Genome-wide distribution of regions harbouring piRNA in the human placenta. (A) The bar graph depicts the number of piRNAs (y-axis) transcribed from 1, < 10, and > 10 genomic loci (x-axis). More than half of the piRNAs expressed in placenta (n = 151/297) are transcribed from a single locus, while 89.6% (n = 266) of the expressed sequences are transcribed from less than 10. (B) Circular representation of the human genome (circos plot) highlighting the chromosomal location of the 636 loci encoding the 297 placental-expressed piRNAs. The outer circle represents human chromosomes (1–22, X, Y and M, hg19 coordinates). The position of human piRNA clusters are shown in the concentric blue layer interior to the chromosomal positions. Each red dot in the green concentric circle represents one of the 636 piRNA loci.
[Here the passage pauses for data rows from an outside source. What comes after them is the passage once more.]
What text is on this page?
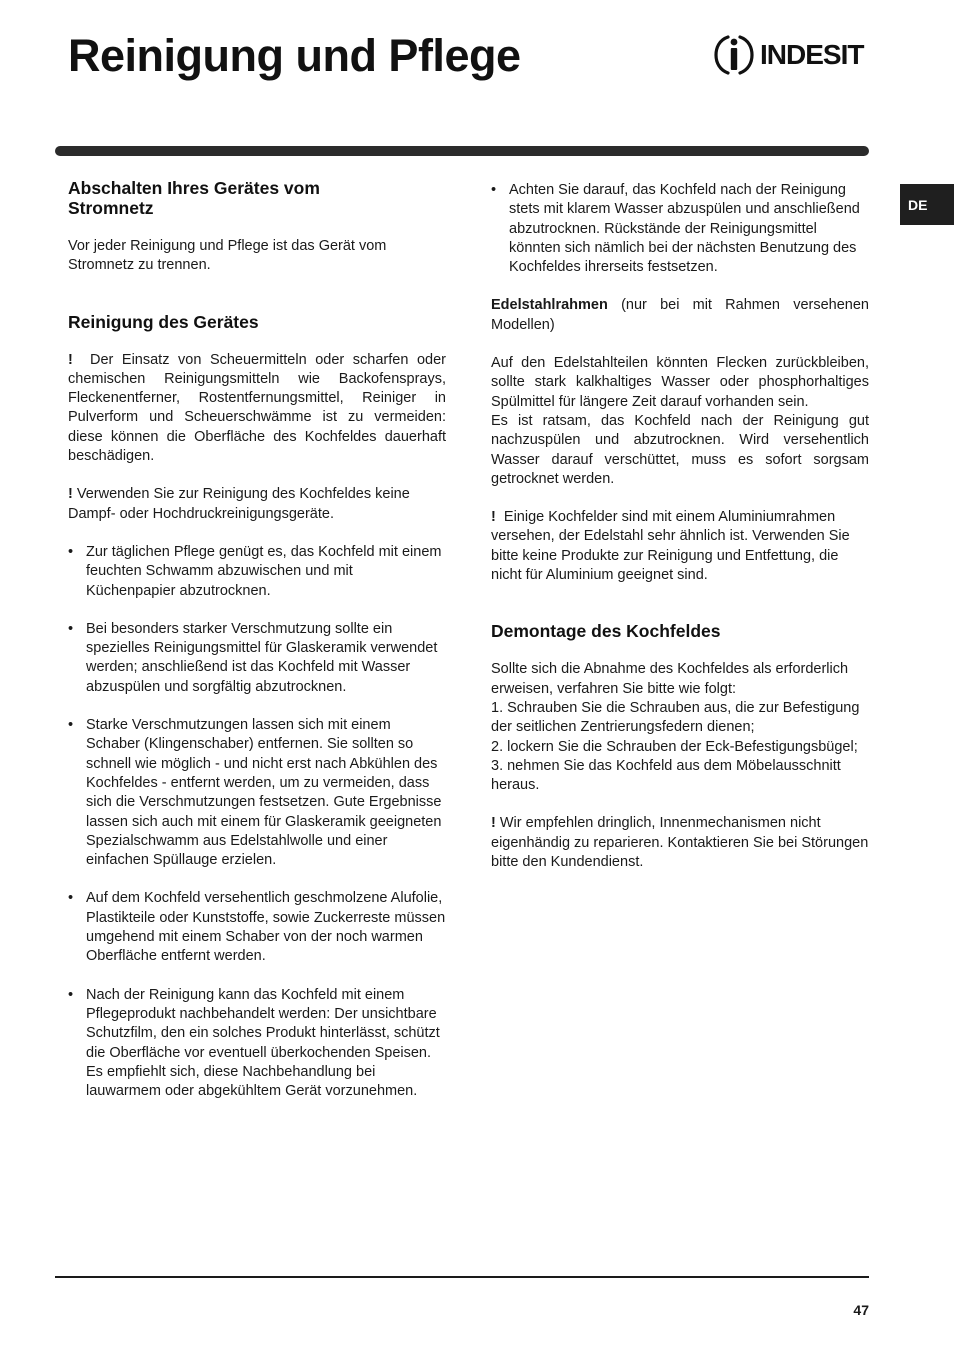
Reinigung und Pflege	INDESIT
DE
Abschalten Ihres Gerätes vom Stromnetz

Vor jeder Reinigung und Pflege ist das Gerät vom Stromnetz zu trennen.

Reinigung des Gerätes

! Der Einsatz von Scheuermitteln oder scharfen oder chemischen Reinigungsmitteln wie Backofensprays, Fleckenentferner, Rostentfernungsmittel, Reiniger in Pulverform und Scheuerschwämme ist zu vermeiden: diese können die Oberfläche des Kochfeldes dauerhaft beschädigen.

! Verwenden Sie zur Reinigung des Kochfeldes keine Dampf- oder Hochdruckreinigungsgeräte.

• Zur täglichen Pflege genügt es, das Kochfeld mit einem feuchten Schwamm abzuwischen und mit Küchenpapier abzutrocknen.

• Bei besonders starker Verschmutzung sollte ein spezielles Reinigungsmittel für Glaskeramik verwendet werden; anschließend ist das Kochfeld mit Wasser abzuspülen und sorgfältig abzutrocknen.

• Starke Verschmutzungen lassen sich mit einem Schaber (Klingenschaber) entfernen. Sie sollten so schnell wie möglich - und nicht erst nach Abkühlen des Kochfeldes - entfernt werden, um zu vermeiden, dass sich die Verschmutzungen festsetzen. Gute Ergebnisse lassen sich auch mit einem für Glaskeramik geeigneten Spezialschwamm aus Edelstahlwolle und einer einfachen Spüllauge erzielen.

• Auf dem Kochfeld versehentlich geschmolzene Alufolie, Plastikteile oder Kunststoffe, sowie Zuckerreste müssen umgehend mit einem Schaber von der noch warmen Oberfläche entfernt werden.

• Nach der Reinigung kann das Kochfeld mit einem Pflegeprodukt nachbehandelt werden: Der unsichtbare Schutzfilm, den ein solches Produkt hinterlässt, schützt die Oberfläche vor eventuell überkochenden Speisen. Es empfiehlt sich, diese Nachbehandlung bei lauwarmem oder abgekühltem Gerät vorzunehmen.

• Achten Sie darauf, das Kochfeld nach der Reinigung stets mit klarem Wasser abzuspülen und anschließend abzutrocknen. Rückstände der Reinigungsmittel könnten sich nämlich bei der nächsten Benutzung des Kochfeldes ihrerseits festsetzen.

Edelstahlrahmen (nur bei mit Rahmen versehenen Modellen)

Auf den Edelstahlteilen könnten Flecken zurückbleiben, sollte stark kalkhaltiges Wasser oder phosphorhaltiges Spülmittel für längere Zeit darauf vorhanden sein.

Es ist ratsam, das Kochfeld nach der Reinigung gut nachzuspülen und abzutrocknen. Wird versehentlich Wasser darauf verschüttet, muss es sofort sorgsam getrocknet werden.

! Einige Kochfelder sind mit einem Aluminiumrahmen versehen, der Edelstahl sehr ähnlich ist. Verwenden Sie bitte keine Produkte zur Reinigung und Entfettung, die nicht für Aluminium geeignet sind.

Demontage des Kochfeldes

Sollte sich die Abnahme des Kochfeldes als erforderlich erweisen, verfahren Sie bitte wie folgt:

1. Schrauben Sie die Schrauben aus, die zur Befestigung der seitlichen Zentrierungsfedern dienen;

2. lockern Sie die Schrauben der Eck-Befestigungsbügel;

3. nehmen Sie das Kochfeld aus dem Möbelausschnitt heraus.

! Wir empfehlen dringlich, Innenmechanismen nicht eigenhändig zu reparieren. Kontaktieren Sie bei Störungen bitte den Kundendienst.

47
Single-loci piRNAs are enriched in the DLK1-DIO3 locus

Genomic imprinting is a predominant epigenetic feature that controls the expression of critical genes in the placenta, including numerous miRNAs23. To determine if genomic imprinting plays a role in the expression of placental piRNAs, we first performed an unsupervised hierarchical clustering analysis of piRNAs expressed across all samples to identify piRNAs highly expressed in the placenta but lowly or not expressed in other organs (Fig. 3A). Overall, the expression of these piRNAs was highest in placenta samples, distinguishing the placenta from other tissues in the analysis. The analysis also revealed a set of 16 piRNAs (node 1 in Fig. 3A) which was highly and nearly exclusively expressed in the placenta. Of particular interest is the observation that 15 of the 16 piRNAs in node 1 are single-locus piRNAs, which all map within the Maternally Expressed 8 (MEG8) gene that resides within the DLK1-DIO3 (14q32.31) imprinted locus. While the 15 piRNAs were not exclusively expressed in the placenta (with detectable levels in other tissues, particularly in adrenal gland as well as fetal and adult brain tissue), their combined expression pattern is a distinguishing feature in the placenta samples (Fig. 3B, Supplementary Table 5).

Figure 3
figure 3

Expression of the 297 piRNAs in the placenta vs human somatic tissues. (A) An unsupervised hierarchical clustering of samples based on the expression of the 297 piRNAs expressed in placenta samples and their corresponding expression in human adult tissues. The analysis indicates that most of the identified piRNAs display higher expression in the placenta compared with other adult somatic tissues. (B) Comparison of the median expression of the 15 piRNAs from node 1 across human placenta and somatic tissues. The expression range (represented by a whisker plot with the median, 25th and 75th percentiles and maximum and minimum values) of the 15 piRNAs from node 1 across human placenta and somatic tissue (tissues described in the X-axis).

Discussion

In this study, we present the first comprehensive description of the human placenta piRNA transcriptome. The detection of over 2000 piRNA sequences and further characterization of 297 sequences consistently expressed in our cohort (n = 30) is a significant expansion of the known small RNA transcriptome in this organ and represents a resource for further elucidation of the functional impact of piRNA expression in the placenta. We find that not only is a substantial proportion of piRNAs expressed in human placenta samples, but their expression is able to distinguish the placenta from other adult (non-cancerous) tissues. While the differences observed amongst placenta and other tissues were deduced from normalized expression data generated through the same platform, we cannot rule out the influence of technical confounding factors as additional sources of variation.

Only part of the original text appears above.